Les trois axes se rejoignent dans la dixième sefira du « royaume » (malkhout). Là, trois font un.

Le christianisme, avec son culte de l’amour, se laisserait porter par héssèd. L’islamisme, au contraire, suivrait din à l’extrême. La religion bouddhique serait attachée à l’axe du milieu. Elle est la plus proche du judaïsme et de l’esprit de la kabbale.

5.3.1.      Héssèd, la colonne de la générosité

Héssèd se traduit par « amour », mais amour vu dans un sens très large.

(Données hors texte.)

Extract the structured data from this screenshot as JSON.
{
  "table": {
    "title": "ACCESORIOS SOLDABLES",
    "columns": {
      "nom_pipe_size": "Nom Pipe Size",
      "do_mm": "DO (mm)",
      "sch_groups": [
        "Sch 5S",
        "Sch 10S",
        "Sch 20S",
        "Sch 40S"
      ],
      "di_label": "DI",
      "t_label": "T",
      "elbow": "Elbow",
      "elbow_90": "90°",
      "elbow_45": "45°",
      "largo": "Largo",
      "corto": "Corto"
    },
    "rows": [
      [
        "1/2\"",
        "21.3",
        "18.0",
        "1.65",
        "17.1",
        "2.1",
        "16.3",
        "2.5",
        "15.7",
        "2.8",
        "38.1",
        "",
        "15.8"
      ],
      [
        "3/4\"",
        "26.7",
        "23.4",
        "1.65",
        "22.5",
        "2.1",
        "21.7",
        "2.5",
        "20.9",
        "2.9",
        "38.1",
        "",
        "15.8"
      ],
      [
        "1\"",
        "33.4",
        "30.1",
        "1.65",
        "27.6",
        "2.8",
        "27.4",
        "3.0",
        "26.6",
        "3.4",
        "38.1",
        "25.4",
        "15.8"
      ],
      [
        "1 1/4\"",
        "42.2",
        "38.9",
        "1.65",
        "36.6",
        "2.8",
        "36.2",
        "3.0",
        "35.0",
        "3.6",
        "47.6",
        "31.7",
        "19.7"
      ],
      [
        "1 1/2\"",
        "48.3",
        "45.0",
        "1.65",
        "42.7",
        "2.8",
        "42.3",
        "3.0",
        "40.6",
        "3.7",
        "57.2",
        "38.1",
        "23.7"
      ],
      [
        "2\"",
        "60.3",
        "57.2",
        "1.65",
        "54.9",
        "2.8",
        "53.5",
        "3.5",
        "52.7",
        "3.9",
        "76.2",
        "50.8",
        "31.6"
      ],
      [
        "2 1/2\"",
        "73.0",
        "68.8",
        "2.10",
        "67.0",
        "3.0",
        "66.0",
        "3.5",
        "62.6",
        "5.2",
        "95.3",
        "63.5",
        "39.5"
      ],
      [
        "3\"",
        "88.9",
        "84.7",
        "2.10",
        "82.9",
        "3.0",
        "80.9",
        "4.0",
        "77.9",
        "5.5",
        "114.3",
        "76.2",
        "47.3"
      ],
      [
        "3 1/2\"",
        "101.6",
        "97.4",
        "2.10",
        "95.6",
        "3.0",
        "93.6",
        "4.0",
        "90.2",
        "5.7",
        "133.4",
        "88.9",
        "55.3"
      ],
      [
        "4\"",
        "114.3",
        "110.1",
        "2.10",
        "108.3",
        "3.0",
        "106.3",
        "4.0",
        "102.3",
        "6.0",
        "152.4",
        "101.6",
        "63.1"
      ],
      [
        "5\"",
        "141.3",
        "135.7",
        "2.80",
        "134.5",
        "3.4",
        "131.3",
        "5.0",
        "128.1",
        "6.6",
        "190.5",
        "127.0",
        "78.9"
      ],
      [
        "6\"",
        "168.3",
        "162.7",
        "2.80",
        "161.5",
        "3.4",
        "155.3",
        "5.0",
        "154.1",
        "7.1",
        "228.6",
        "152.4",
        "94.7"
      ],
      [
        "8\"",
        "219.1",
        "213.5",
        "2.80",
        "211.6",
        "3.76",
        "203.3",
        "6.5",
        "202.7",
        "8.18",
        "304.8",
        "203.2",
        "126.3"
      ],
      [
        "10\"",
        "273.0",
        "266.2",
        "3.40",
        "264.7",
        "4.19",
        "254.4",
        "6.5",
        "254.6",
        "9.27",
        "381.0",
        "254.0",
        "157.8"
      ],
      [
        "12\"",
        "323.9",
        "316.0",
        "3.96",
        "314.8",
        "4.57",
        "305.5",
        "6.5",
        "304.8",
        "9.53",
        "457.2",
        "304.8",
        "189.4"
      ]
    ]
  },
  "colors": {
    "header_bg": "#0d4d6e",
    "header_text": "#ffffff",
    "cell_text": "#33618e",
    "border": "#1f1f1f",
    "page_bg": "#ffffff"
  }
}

Le héssèd, c’est la force d’expansion et d’extension qui se laisse aller à sa nature, de manière large, généreuse et spontanée. Il n’a dont pas un sens seulement positif. C’est aussi le monde qui va vers son maximum de désorganisation.

C’est la spontanéité de la nature humaine, ses orientations immédiates, ses intuitions, le cœur, le sentiment, la pulsion à l’état pur.

L’image de l’eau, qui prend toutes les formes et qui déborde et se répand partout quand elle n’est pas maîtrisée, illustre bien héssèd.

5.3.2.      Guevoura, la colonne de la justice

Guevoura, c’est la « rigueur », la force de limitation, de détermination et de définition. C’est la sphère de la loi et de la différence. Elle est la séparation et la distinction entre les termes en relation.

C’est la raison, la définition, la catégorie.

5.3.3.      Tiférèt, la colonne de l’harmonie

La réalité véritable consiste dans l’équilibre des deux forces. C’est la relation à égale distance entre domination et soumission, fusion et altérité, continuité et séparation.

5.4.Le symbole de l’arbre

L’arbre est un des symboles les plus importants de la kabbale, il symbolise la vie. Le « Grand Arbre » est l’arbre du monde, l’arbre sefirotique et l’arbre de vie. Sa racine se situe dans l’en sof, l’arbre croit de haut en bas.

L’homme est appelé le « petit arbre ». Il est aussi le lieu des 10 sefirot. L’homme aussi est « debout » et « porteur de fruits ». Dans le Zohar, l’image de l’homme est aussi souvent employée que celle de l’arbre.

L’arbre, avec son cycle annuel, rappelle à l’homme la renaissance des morts.

Enfin, la guematria montre que l’un des mots pour désigner arbre a la valeur 91, comme l’ange malakh. Or, tout deux apportent la lumière des sefirot au monde.